Two dozen
recently graduated Cambodian specialised doctors who obtained their degrees
abroad are contesting the Ministry of Health’s decision to bar them from
working as full-time government employees on the grounds that their degrees are
not equivalent to domestic medical degrees.
Sreng
Houng, who said he received his ophthalmologist degree in Vietnam, yesterday
asked Prime Minister Hun Sen on his Facebook page to intervene.

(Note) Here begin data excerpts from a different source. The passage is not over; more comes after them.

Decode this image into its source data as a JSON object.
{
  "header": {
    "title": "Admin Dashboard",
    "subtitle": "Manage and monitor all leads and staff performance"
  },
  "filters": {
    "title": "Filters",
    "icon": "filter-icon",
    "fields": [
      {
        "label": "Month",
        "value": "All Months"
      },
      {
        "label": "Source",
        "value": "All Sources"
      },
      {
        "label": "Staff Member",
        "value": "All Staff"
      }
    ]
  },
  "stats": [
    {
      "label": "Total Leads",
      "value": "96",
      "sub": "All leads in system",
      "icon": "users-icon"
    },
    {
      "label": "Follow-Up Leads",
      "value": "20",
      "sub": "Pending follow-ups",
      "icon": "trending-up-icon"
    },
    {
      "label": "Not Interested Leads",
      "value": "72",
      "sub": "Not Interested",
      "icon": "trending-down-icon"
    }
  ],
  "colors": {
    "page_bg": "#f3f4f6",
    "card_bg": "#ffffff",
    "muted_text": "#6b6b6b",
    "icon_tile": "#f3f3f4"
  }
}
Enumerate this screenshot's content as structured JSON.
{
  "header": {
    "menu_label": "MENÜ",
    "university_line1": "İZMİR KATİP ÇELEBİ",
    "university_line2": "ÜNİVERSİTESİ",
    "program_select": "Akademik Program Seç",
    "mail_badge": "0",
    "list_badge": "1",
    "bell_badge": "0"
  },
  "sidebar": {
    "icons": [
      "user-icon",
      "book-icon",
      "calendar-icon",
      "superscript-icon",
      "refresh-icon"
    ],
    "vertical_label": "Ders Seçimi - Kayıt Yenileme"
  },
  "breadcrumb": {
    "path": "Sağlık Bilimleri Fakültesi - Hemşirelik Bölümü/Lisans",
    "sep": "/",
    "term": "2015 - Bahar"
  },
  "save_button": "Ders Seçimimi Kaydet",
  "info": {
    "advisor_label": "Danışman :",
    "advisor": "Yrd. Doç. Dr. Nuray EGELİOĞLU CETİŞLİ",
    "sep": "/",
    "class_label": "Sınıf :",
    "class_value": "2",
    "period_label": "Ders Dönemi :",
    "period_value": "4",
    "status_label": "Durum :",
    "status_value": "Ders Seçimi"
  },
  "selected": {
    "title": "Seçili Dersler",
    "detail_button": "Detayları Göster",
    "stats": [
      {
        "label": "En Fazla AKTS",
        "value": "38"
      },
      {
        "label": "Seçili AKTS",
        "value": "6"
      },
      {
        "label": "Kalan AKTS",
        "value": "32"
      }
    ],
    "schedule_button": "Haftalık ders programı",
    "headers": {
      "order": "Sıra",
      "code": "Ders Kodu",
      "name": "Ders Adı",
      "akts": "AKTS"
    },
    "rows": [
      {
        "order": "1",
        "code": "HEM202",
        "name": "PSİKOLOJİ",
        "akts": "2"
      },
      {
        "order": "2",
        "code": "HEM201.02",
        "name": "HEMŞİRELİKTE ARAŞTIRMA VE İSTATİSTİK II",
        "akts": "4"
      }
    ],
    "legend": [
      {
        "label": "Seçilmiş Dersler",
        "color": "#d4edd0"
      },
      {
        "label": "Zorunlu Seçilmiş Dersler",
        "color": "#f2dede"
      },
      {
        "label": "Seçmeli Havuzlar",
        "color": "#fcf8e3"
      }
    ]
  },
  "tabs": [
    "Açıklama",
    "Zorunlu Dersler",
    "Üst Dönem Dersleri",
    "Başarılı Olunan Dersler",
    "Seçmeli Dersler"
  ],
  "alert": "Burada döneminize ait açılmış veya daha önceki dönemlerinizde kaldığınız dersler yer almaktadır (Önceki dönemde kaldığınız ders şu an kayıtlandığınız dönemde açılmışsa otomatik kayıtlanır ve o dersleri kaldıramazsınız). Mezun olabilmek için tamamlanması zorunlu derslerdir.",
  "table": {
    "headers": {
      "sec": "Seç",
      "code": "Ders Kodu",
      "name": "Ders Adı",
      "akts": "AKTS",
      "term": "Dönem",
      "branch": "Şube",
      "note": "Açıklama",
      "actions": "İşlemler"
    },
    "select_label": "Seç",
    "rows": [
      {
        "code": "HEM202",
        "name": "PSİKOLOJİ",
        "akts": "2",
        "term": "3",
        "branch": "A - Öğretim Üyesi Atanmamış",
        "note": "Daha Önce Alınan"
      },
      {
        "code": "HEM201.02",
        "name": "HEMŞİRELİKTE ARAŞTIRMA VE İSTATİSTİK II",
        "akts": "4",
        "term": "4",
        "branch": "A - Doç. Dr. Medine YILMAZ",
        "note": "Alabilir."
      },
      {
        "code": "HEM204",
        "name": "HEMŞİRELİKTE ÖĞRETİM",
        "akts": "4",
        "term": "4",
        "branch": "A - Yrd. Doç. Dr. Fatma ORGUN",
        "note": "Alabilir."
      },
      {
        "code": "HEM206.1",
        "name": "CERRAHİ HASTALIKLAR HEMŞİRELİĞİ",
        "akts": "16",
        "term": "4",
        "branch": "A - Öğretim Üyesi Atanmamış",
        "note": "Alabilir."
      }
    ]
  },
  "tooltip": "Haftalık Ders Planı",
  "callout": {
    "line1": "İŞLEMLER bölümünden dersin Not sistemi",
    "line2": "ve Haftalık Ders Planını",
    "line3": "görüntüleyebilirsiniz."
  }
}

In his post,
Houng said the 24 students had received scholarships from the Ministry of
Education 10 years ago to pursue medical degrees in various countries, such as
Vietnam, China, Malaysia and the US, and had obtained specialisations including
gynaecology, oncology and surgery.
“We are
very . . . disappointed,” he said. “We have struggled and have overcome many
tests . . . and we have spent 10 years of studies.”
Hun Sen
replied to Houng’s post by saying he had forwarded the request to Health
Minister Mam Bunheng for review, but hours later, the response was deleted.
While the
students were educated abroad, the quality of Cambodian-trained health
professionals is very much a subject of debate, and Cambodian doctors’ skills
and ethics have come under repeated fire in recent months.
Cambodian-American
doctor Mengly Quach – himself a vocal critic of the Kingdom’s health-care
sector – yesterday questioned why the government would have sent the students
abroad if it wouldn’t later accept their degrees. While he acknowledged that
testing applicants’ abilities was important, he also noted that Cambodia has an
“extreme shortage of health providers”.
Chheng
Kannarath, deputy secretary-general at the Medical Council of Cambodia, said
Cambodian students who graduate overseas are required to submit a diploma to
the Ministry of Education or the Ministry of Health to assess its equivalency.
Health
Minister Bunheng didn’t respond to requests for comment as to whether the
applicants’ degrees had been assessed, and ministry spokesman Ly Sovann would
only say that the ministry “recruits all health professionals who fulfil the
degree because health is a business that needs real skills”.
Houng
claims the ministry on August 1 said their degrees were not equivalent because
they had not been educated based on the French system.
Mengly,
however, said it would be “very out of line” if students had been told that
because medical education is a “universal language”.